Двери священник, спеша, растворил,
Внутрь прихода вбежал – и застыл.
Жуткая, право, явилась картина:
Горло послушника мерзкая псина
Крепко сжимала зубами, урча,
Словно исполнила роль палача.
Эйго с крестьянином пса оторвали.
Только больному помочь уж едва ли
Средство какое теперь бы могло –
Торжествовало над жизнью зло...
Мертвое тело по чину отпели
И схоронили.
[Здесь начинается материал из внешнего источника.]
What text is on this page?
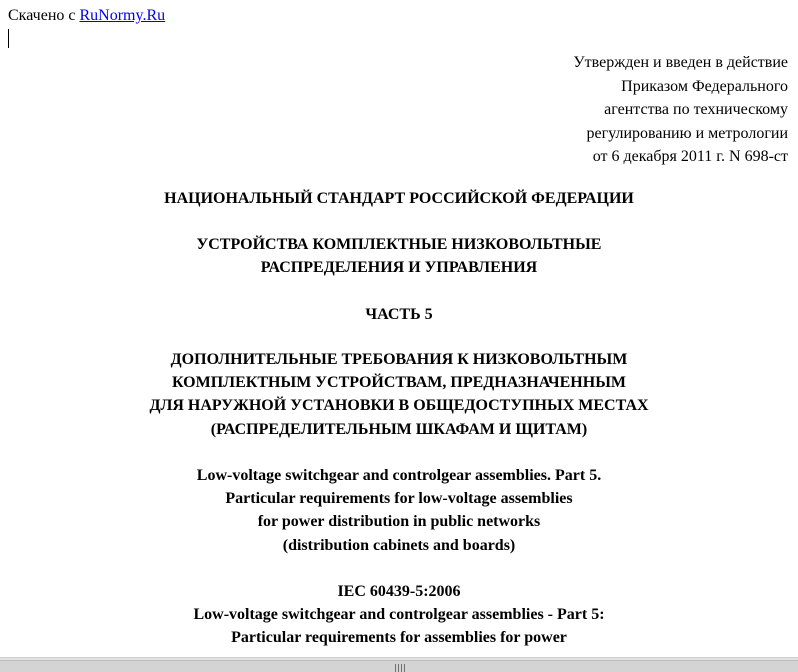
Скачено с RuNormy.Ru
Утвержден и введен в действие
Приказом Федерального
агентства по техническому
регулированию и метрологии
от 6 декабря 2011 г. N 698-ст
НАЦИОНАЛЬНЫЙ СТАНДАРТ РОССИЙСКОЙ ФЕДЕРАЦИИ
УСТРОЙСТВА КОМПЛЕКТНЫЕ НИЗКОВОЛЬТНЫЕ
РАСПРЕДЕЛЕНИЯ И УПРАВЛЕНИЯ
ЧАСТЬ 5
ДОПОЛНИТЕЛЬНЫЕ ТРЕБОВАНИЯ К НИЗКОВОЛЬТНЫМ
КОМПЛЕКТНЫМ УСТРОЙСТВАМ, ПРЕДНАЗНАЧЕННЫМ
ДЛЯ НАРУЖНОЙ УСТАНОВКИ В ОБЩЕДОСТУПНЫХ МЕСТАХ
(РАСПРЕДЕЛИТЕЛЬНЫМ ШКАФАМ И ЩИТАМ)
Low-voltage switchgear and controlgear assemblies. Part 5.
Particular requirements for low-voltage assemblies
for power distribution in public networks
(distribution cabinets and boards)
IEC 60439-5:2006
Low-voltage switchgear and controlgear assemblies - Part 5:
Particular requirements for assemblies for power
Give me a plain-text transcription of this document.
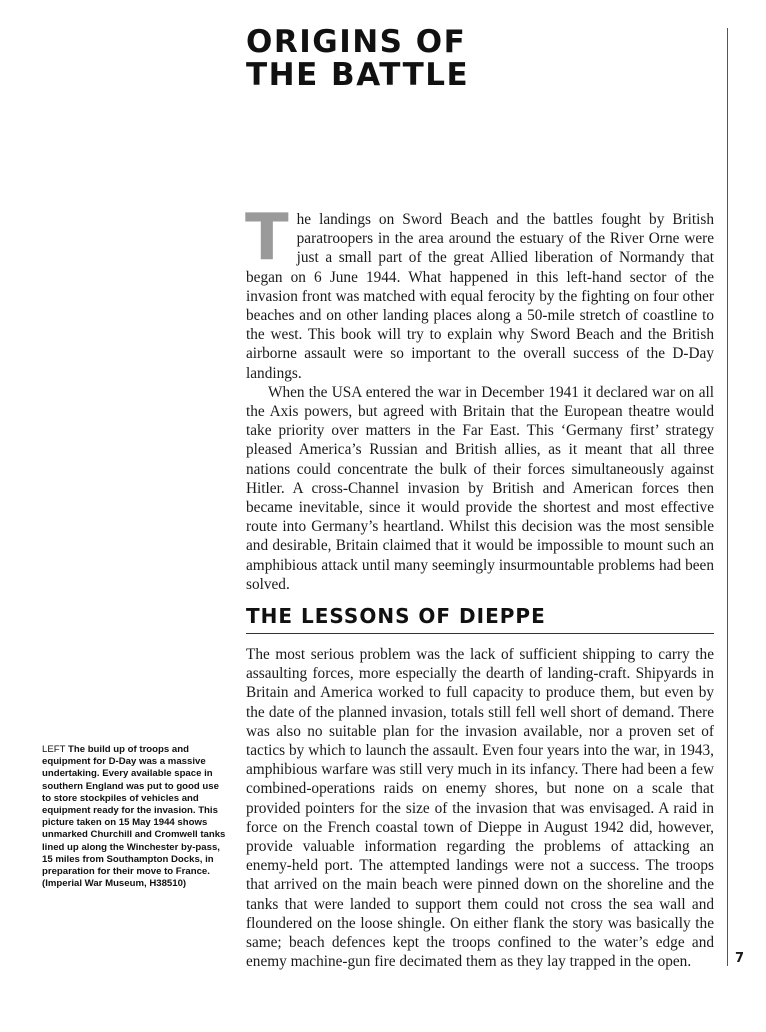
ORIGINS OF
THE BATTLE
T he landings on Sword Beach and the battles fought by British paratroopers in the area around the estuary of the River Orne were just a small part of the great Allied liberation of Normandy that began on 6 June 1944. What happened in this left-hand sector of the invasion front was matched with equal ferocity by the fighting on four other beaches and on other landing places along a 50-mile stretch of coastline to the west. This book will try to explain why Sword Beach and the British airborne assault were so important to the overall success of the D-Day landings.

When the USA entered the war in December 1941 it declared war on all the Axis powers, but agreed with Britain that the European theatre would take priority over matters in the Far East. This ‘Germany first’ strategy pleased America’s Russian and British allies, as it meant that all three nations could concentrate the bulk of their forces simultaneously against Hitler. A cross-Channel invasion by British and American forces then became inevitable, since it would provide the shortest and most effective route into Germany’s heartland. Whilst this decision was the most sensible and desirable, Britain claimed that it would be impossible to mount such an amphibious attack until many seemingly insurmountable problems had been solved.

THE LESSONS OF DIEPPE

The most serious problem was the lack of sufficient shipping to carry the assaulting forces, more especially the dearth of landing-craft. Shipyards in Britain and America worked to full capacity to produce them, but even by the date of the planned invasion, totals still fell well short of demand. There was also no suitable plan for the invasion available, nor a proven set of tactics by which to launch the assault. Even four years into the war, in 1943, amphibious warfare was still very much in its infancy. There had been a few combined-operations raids on enemy shores, but none on a scale that provided pointers for the size of the invasion that was envisaged. A raid in force on the French coastal town of Dieppe in August 1942 did, however, provide valuable information regarding the problems of attacking an enemy-held port. The attempted landings were not a success. The troops that arrived on the main beach were pinned down on the shoreline and the tanks that were landed to support them could not cross the sea wall and floundered on the loose shingle. On either flank the story was basically the same; beach defences kept the troops confined to the water’s edge and enemy machine-gun fire decimated them as they lay trapped in the open.

LEFT The build up of troops and equipment for D-Day was a massive undertaking. Every available space in southern England was put to good use to store stockpiles of vehicles and equipment ready for the invasion. This picture taken on 15 May 1944 shows unmarked Churchill and Cromwell tanks lined up along the Winchester by-pass, 15 miles from Southampton Docks, in preparation for their move to France. (Imperial War Museum, H38510)
7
Собаке одели
Камень на шею и бросили в пруд,
Ракам доверив могильщиков труд.
* * *
Кончилась этим двух мстителей тяжба,
Иль обуяла кровавая жажда
Души в рождении новом – ответ
Не разглядеть в темном хаосе лет.
Месть – всем известно – коварна, живуча;
Застит благие намеренья тучей,
Не покидая судьбы небосклон.
Долог, безжалостен мщенья полон!
Если обидчику той же монетой,
Мстя, заплатить – будет век недопетой
Страшная песня смертельной страды,
Жизнь омрачая предвестьем беды.
Сдержанность – вот добродетель от Бога,
Ей надо всякому следовать строго.
Враг – то учитель смирения нам.
Так не потворствуйте диким страстям!